Slurm

Slurm compute instances are designed for High Performance Computing (HPC) workloads that require large-scale parallel processing and efficient scheduling of batch jobs. They provide an environment to run compute-intensive applications on bare metal CPU and GPU nodes, managed through a head node and optional login node. This compute option is well-suited for scientific simulations, AI/ML training, and workloads requiring advanced scheduling.

Create Slurm Compute Instance¶

To create a Slurm compute instance, navigate to the Developer Hub and select the Slurm type.

Click New Slurm to create a new instance.
Click View All to view and manage existing Slurm instances.

Users can also access using the left navigation pane under the Compute section.

Clicking on the Slurm option from the left pane or selecting "New Slurm Cluster" from the home page opens a wizard that allows users to select from the available Slurm Compute Profiles.

Once the profile is selected, provide the required details.
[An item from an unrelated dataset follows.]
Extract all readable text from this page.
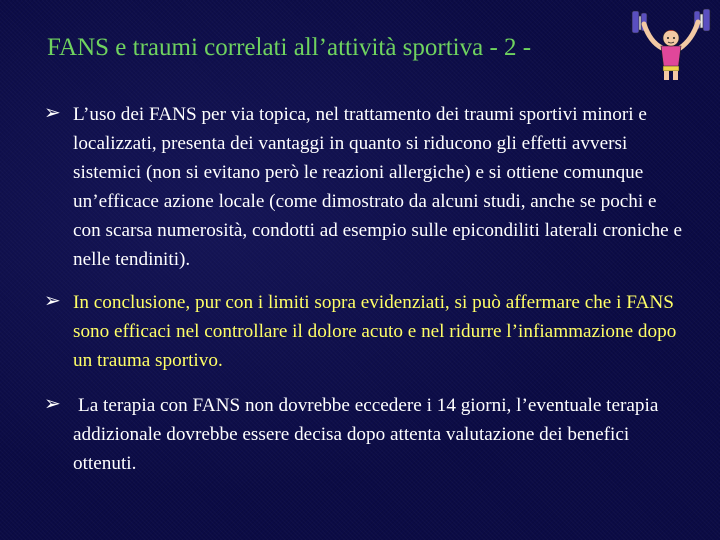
FANS e traumi correlati all’attività sportiva - 2 -
➢ L’uso dei FANS per via topica, nel trattamento dei traumi sportivi minori e localizzati, presenta dei vantaggi in quanto si riducono gli effetti avversi sistemici (non si evitano però le reazioni allergiche) e si ottiene comunque un’efficace azione locale (come dimostrato da alcuni studi, anche se pochi e con scarsa numerosità, condotti ad esempio sulle epicondiliti laterali croniche e nelle tendiniti).
➢ In conclusione, pur con i limiti sopra evidenziati, si può affermare che i FANS sono efficaci nel controllare il dolore acuto e nel ridurre l’infiammazione dopo un trauma sportivo.
➢ La terapia con FANS non dovrebbe eccedere i 14 giorni, l’eventuale terapia addizionale dovrebbe essere decisa dopo attenta valutazione dei benefici ottenuti.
If pricing for the selected profile is configured in Global Settings by the Org Admin, a monthly estimate will be displayed.

Name: Enter a unique name for the compute instance
Description: Provide a brief summary of the instance
Compute Profile: Proceed with the selected profile
Workspace: Select the workspace from the drop-down menu
Configuration:
Number of CPU nodes
Number of GPU nodes (e.g., H100, L40S)
Enable Login Node (optional)
Click Deploy

Once an instance deployment is initiated, the Status Tracker section displays real-time progress and estimated completion time.

Note: The deployment typically takes 60–90 minutes to complete.

Upon successful deployment, the status updates to Success.

Important

The list of compute profiles presented to the end user is dynamic i.e. if the administrator updates or publishes a new profile, it will be immediately available to the end user as an option to consume.

View Compute Instances¶

When the user clicks on Slurm, they are presented with the list of Slurm compute instances in their workspace.

Name
Workspace
Created At
Nodes
Publish Status
Actions

Actions¶

Once an instance has been launched and is operational, users can perform a number of actions on it. This section describes the list of actions that can be performed.

Run Slurm Command¶

Users can execute Slurm commands on the deployed cluster without logging into the head node.

Click Run Slurm Command from the Actions menu.
Enter the command in the slurm_command field.
Optionally configure the timeout_seconds value (default: 60).
Click Apply to execute.

Example Commands:

sinfo: View the state of the cluster
squeue: List active jobs
sbatch: Submit a batch job (via login node)
scancel: Cancel a job

Add Node¶

Use this action to scale your SLURM cluster by adding additional compute resources. You can choose the type and number of nodes to add based on your workload requirements.

When you select Add Node, you’ll be prompted to specify counts for the supported node types:

l40s_node_addon_count: Number of additional GPU nodes with NVIDIA L40s to be provisioned.
h100_node_addon_count: Number of additional GPU nodes with NVIDIA H100 to be provisioned.
cpu_node_addon_count: Number of additional CPU-only nodes to be provisioned.

The platform automatically provisions the requested nodes and registers them with the SLURM cluster. Once added, these nodes become available for scheduling workloads.

Decommission Node¶

Use this action to remove one or more nodes from the SLURM cluster. This is typically done when nodes are no longer needed, under maintenance, or being scaled down.

You must provide the node name(s) that should be removed. The specified nodes will be drained and decommissioned from the cluster.

Note: Make sure the nodes you enter exist in the current cluster.

Sample Input:

node-L40s-006,node-H100-002,node-CPU-010

Delete Compute Instance¶

If the user does not require a compute instance, they can delete it by clicking on the delete icon on the right of the compute instance.

Note

This action is irreversible and cannot be undone.